Former United States President Donald Trump (2017-2021) intimidated election officials and workers in several states to change the result of the 2020 election, in which Democrat Joe Biden won, according to the legislative committee investigating the assault on the Capitol.

Several state officials testified before the committee on Tuesday, and assured that they received death threats from supporters of Trump, who publicly singled them out for not wanting to alter the results of the November 2020 presidential election.

One of the witnesses was the Secretary of State of Georgia, Brad Raffensperger, whom Trump demanded that he find enough votes to overturn the result of the elections in that state, alleging without evidence that the Democrats had committed fraud.

Raffensperger claimed that his team investigated "all allegations" of electoral fraud carried out by Trump and which concluded that no crime had occurred.

Asked by Democratic Rep. Adam Schiff about whether Trump’s claims that Georgia had 5,000 votes of people who had died had been investigated, Raffensperger replied that "in fact, in their complaints they alleged 10,315 deaths".

"We found two deceased when I wrote my letter to Congress, dated January 6 -he recalled-, and immediately afterwards we found two more, that is one, two, three, four people, not 4,000, only a total of 4, they are not not 5,000, not 10,000".

Raffensperger added that the numbers "they don’t lie" and that they reviewed all electoral data following allegations by Trump and his then-personal attorney, Rudy Giuliani, that some 66,000 underage voters voted in the 2020 election.

"We found that there was zero" underage voters, the Georgia secretary of state noted.

For not following the dictates of Trump and Giuliani, Raffensperger became the target of the then-president’s wrath, who hinted that the state official could be criminally liable for rejecting his accusations, without evidence, of electoral fraud.

The Georgian Secretary of State explained that his wife received sexual threats and that his own mobile number and email address were published on the internet, which led to him also receiving threats.

For his part, Gabriel Sterling, the person in charge of implementing the voting system in the 2020 elections in Georgia, explained how electoral workers were threatened after those elections.

 

Sterling told the committee that he was very upset when he discovered that a contractor working for Dominion Systems, the company that makes the vote-counting machines, was receiving death threats from followers of QAnon, a conspiracy movement.

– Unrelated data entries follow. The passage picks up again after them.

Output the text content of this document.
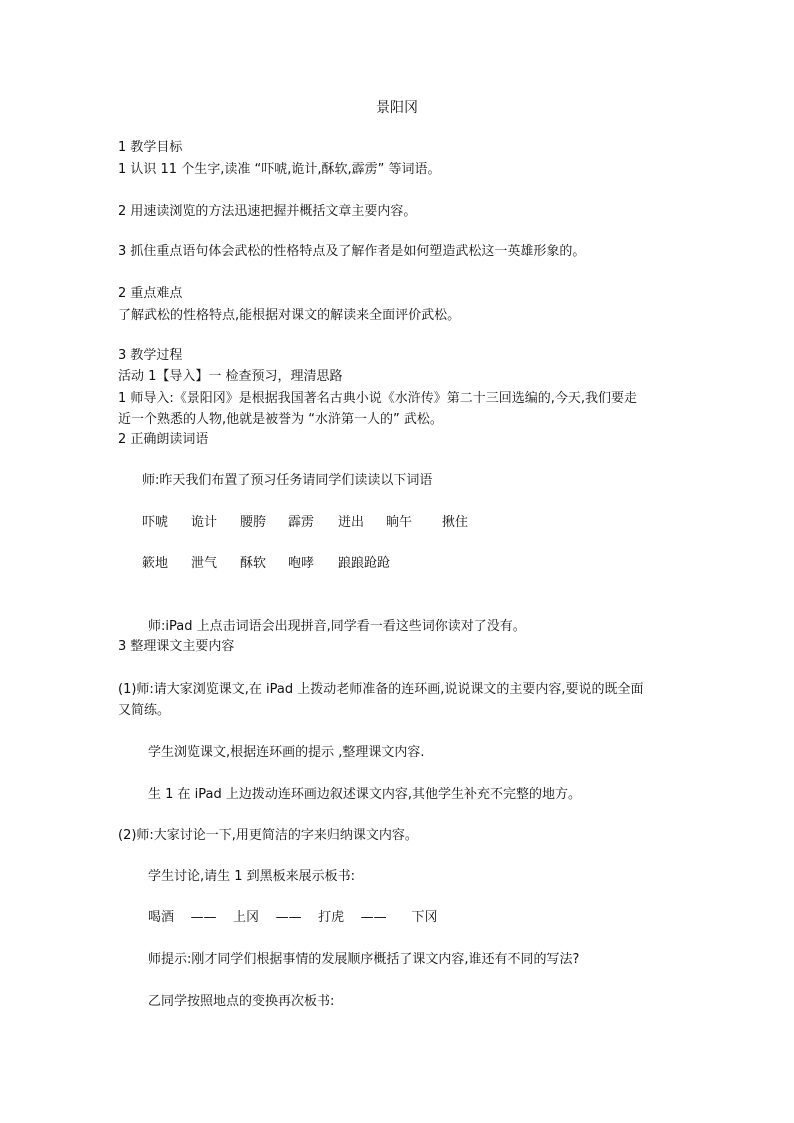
景阳冈
1 教学目标
1 认识 11 个生字,读准 “吓唬,诡计,酥软,霹雳” 等词语。
2 用速读浏览的方法迅速把握并概括文章主要内容。
3 抓住重点语句体会武松的性格特点及了解作者是如何塑造武松这一英雄形象的。
2 重点难点
了解武松的性格特点,能根据对课文的解读来全面评价武松。
3 教学过程
活动 1【导入】一 检查预习，理清思路
1 师导入:《景阳冈》是根据我国著名古典小说《水浒传》第二十三回选编的,今天,我们要走
近一个熟悉的人物,他就是被誉为 “水浒第一人的” 武松。
2 正确朗读词语
师:昨天我们布置了预习任务请同学们读读以下词语
吓唬 诡计 腰胯 霹雳 迸出 晌午 揪住
簌地 泄气 酥软 咆哮 踉踉跄跄
师:iPad 上点击词语会出现拼音,同学看一看这些词你读对了没有。
3 整理课文主要内容
(1)师:请大家浏览课文,在 iPad 上拨动老师准备的连环画,说说课文的主要内容,要说的既全面
又简练。
学生浏览课文,根据连环画的提示 ,整理课文内容.
生 1 在 iPad 上边拨动连环画边叙述课文内容,其他学生补充不完整的地方。
(2)师:大家讨论一下,用更简洁的字来归纳课文内容。
学生讨论,请生 1 到黑板来展示板书:
喝酒    ——    上冈    ——    打虎    ——      下冈
师提示:刚才同学们根据事情的发展顺序概括了课文内容,谁还有不同的写法?
乙同学按照地点的变换再次板书:
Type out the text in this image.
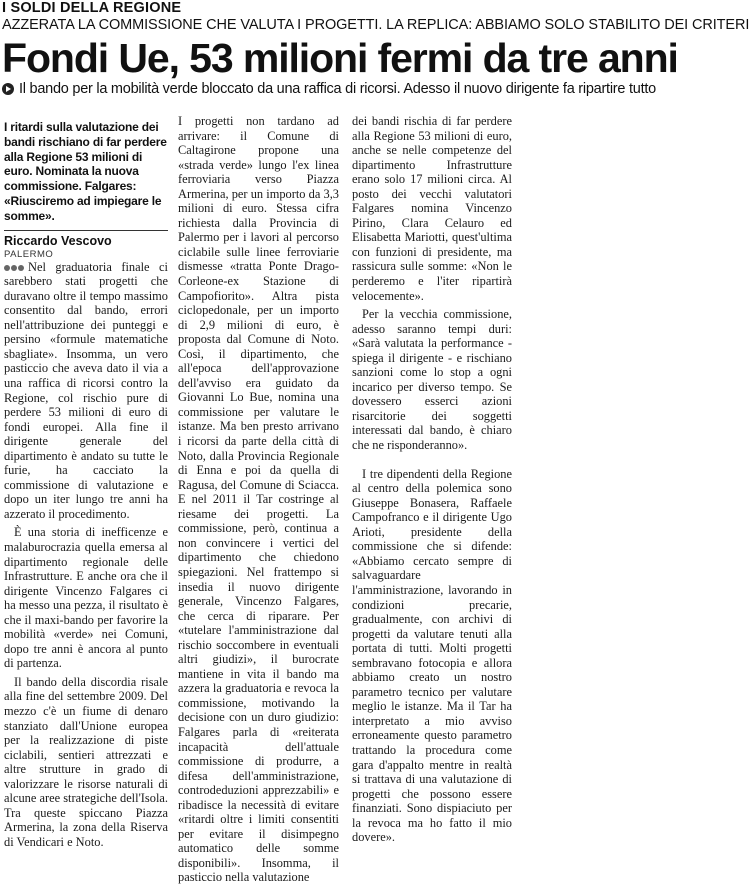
I SOLDI DELLA REGIONE
AZZERATA LA COMMISSIONE CHE VALUTA I PROGETTI. LA REPLICA: ABBIAMO SOLO STABILITO DEI CRITERI
Fondi Ue, 53 milioni fermi da tre anni
Il bando per la mobilità verde bloccato da una raffica di ricorsi. Adesso il nuovo dirigente fa ripartire tutto
I ritardi sulla valutazione dei bandi rischiano di far perdere alla Regione 53 milioni di euro. Nominata la nuova commissione. Falgares: «Riusciremo ad impiegare le somme».
Riccardo Vescovo
PALERMO

Nel graduatoria finale ci sarebbero stati progetti che duravano oltre il tempo massimo consentito dal bando, errori nell'attribuzione dei punteggi e persino «formule matematiche sbagliate». Insomma, un vero pasticcio che aveva dato il via a una raffica di ricorsi contro la Regione, col rischio pure di perdere 53 milioni di euro di fondi europei. Alla fine il dirigente generale del dipartimento è andato su tutte le furie, ha cacciato la commissione di valutazione e dopo un iter lungo tre anni ha azzerato il procedimento.

È una storia di inefficenze e malaburocrazia quella emersa al dipartimento regionale delle Infrastrutture. E anche ora che il dirigente Vincenzo Falgares ci ha messo una pezza, il risultato è che il maxi-bando per favorire la mobilità «verde» nei Comuni, dopo tre anni è ancora al punto di partenza.

Il bando della discordia risale alla fine del settembre 2009. Del mezzo c'è un fiume di denaro stanziato dall'Unione europea per la realizzazione di piste ciclabili, sentieri attrezzati e altre strutture in grado di valorizzare le risorse naturali di alcune aree strategiche dell'Isola. Tra queste spiccano Piazza Armerina, la zona della Riserva di Vendicari e Noto.

I progetti non tardano ad arrivare: il Comune di Caltagirone propone una «strada verde» lungo l'ex linea ferroviaria verso Piazza Armerina, per un importo da 3,3 milioni di euro. Stessa cifra richiesta dalla Provincia di Palermo per i lavori al percorso ciclabile sulle linee ferroviarie dismesse «tratta Ponte Drago-Corleone-ex Stazione di Campofiorito». Altra pista ciclopedonale, per un importo di 2,9 milioni di euro, è proposta dal Comune di Noto. Così, il dipartimento, che all'epoca dell'approvazione dell'avviso era guidato da Giovanni Lo Bue, nomina una commissione per valutare le istanze. Ma ben presto arrivano i ricorsi da parte della città di Noto, dalla Provincia Regionale di Enna e poi da quella di Ragusa, del Comune di Sciacca. E nel 2011 il Tar costringe al riesame dei progetti. La commissione, però, continua a non convincere i vertici del dipartimento che chiedono spiegazioni. Nel frattempo si insedia il nuovo dirigente generale, Vincenzo Falgares, che cerca di riparare. Per «tutelare l'amministrazione dal rischio soccombere in eventuali altri giudizi», il burocrate mantiene in vita il bando ma azzera la graduatoria e revoca la commissione, motivando la decisione con un duro giudizio: Falgares parla di «reiterata incapacità dell'attuale commissione di produrre, a difesa dell'amministrazione, controdeduzioni apprezzabili» e ribadisce la necessità di evitare «ritardi oltre i limiti consentiti per evitare il disimpegno automatico delle somme disponibili». Insomma, il pasticcio nella valutazione

dei bandi rischia di far perdere alla Regione 53 milioni di euro, anche se nelle competenze del dipartimento Infrastrutture erano solo 17 milioni circa. Al posto dei vecchi valutatori Falgares nomina Vincenzo Pirino, Clara Celauro ed Elisabetta Mariotti, quest'ultima con funzioni di presidente, ma rassicura sulle somme: «Non le perderemo e l'iter ripartirà velocemente».

Per la vecchia commissione, adesso saranno tempi duri: «Sarà valutata la performance - spiega il dirigente - e rischiano sanzioni come lo stop a ogni incarico per diverso tempo. Se dovessero esserci azioni risarcitorie dei soggetti interessati dal bando, è chiaro che ne risponderanno».

I tre dipendenti della Regione al centro della polemica sono Giuseppe Bonasera, Raffaele Campofranco e il dirigente Ugo Arioti, presidente della commissione che si difende: «Abbiamo cercato sempre di salvaguardare l'amministrazione, lavorando in condizioni precarie, gradualmente, con archivi di progetti da valutare tenuti alla portata di tutti. Molti progetti sembravano fotocopia e allora abbiamo creato un nostro parametro tecnico per valutare meglio le istanze. Ma il Tar ha interpretato a mio avviso erroneamente questo parametro trattando la procedura come gara d'appalto mentre in realtà si trattava di una valutazione di progetti che possono essere finanziati. Sono dispiaciuto per la revoca ma ho fatto il mio dovere».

The witness recalled a call he received from the project manager at Dominion Systems, who told him that one of their poll workers was threatened in a video posted by QAnon supporters.

After the call, Sterling indicated that he searched Twitter and found the name of the contractor, who was accused of having committed treason: "This was the straw that broke the camel’s back"said Sterling, who gave a press conference in December, a month after the election, where he warned that Trump’s accusations could end in violence.

Also appearing at Tuesday’s hearing was another victim of Trump’s accusations, Shaye Moss, a Georgia poll worker who recounted to the committee the campaign of harassment she faced after becoming a target of Trump and his allies.

Moss and his mother, Ruby Freeman, also an electoral employee, were accused by the president, who did not provide evidence, of having manipulated false ballot papers in favor of Biden during election night.

Consequently, both women received death and racist threats via Facebook.

"Lots of threats wishing me dead, telling me, you know, I’d end up in jail with my mom and saying things like ‘be glad it’s 2020 and not 1920"Moss recalled.

A video of Freeman’s taped testimony was shown at the session, where he said he had lost his reputation because of Trump’s baseless accusations, and that he had had to move house after the election after the FBI told him that it would not be safe there until at least Biden’s inauguration in January 2021.

Even so, Freeman pointed out that to this day she does not feel safe anywhere.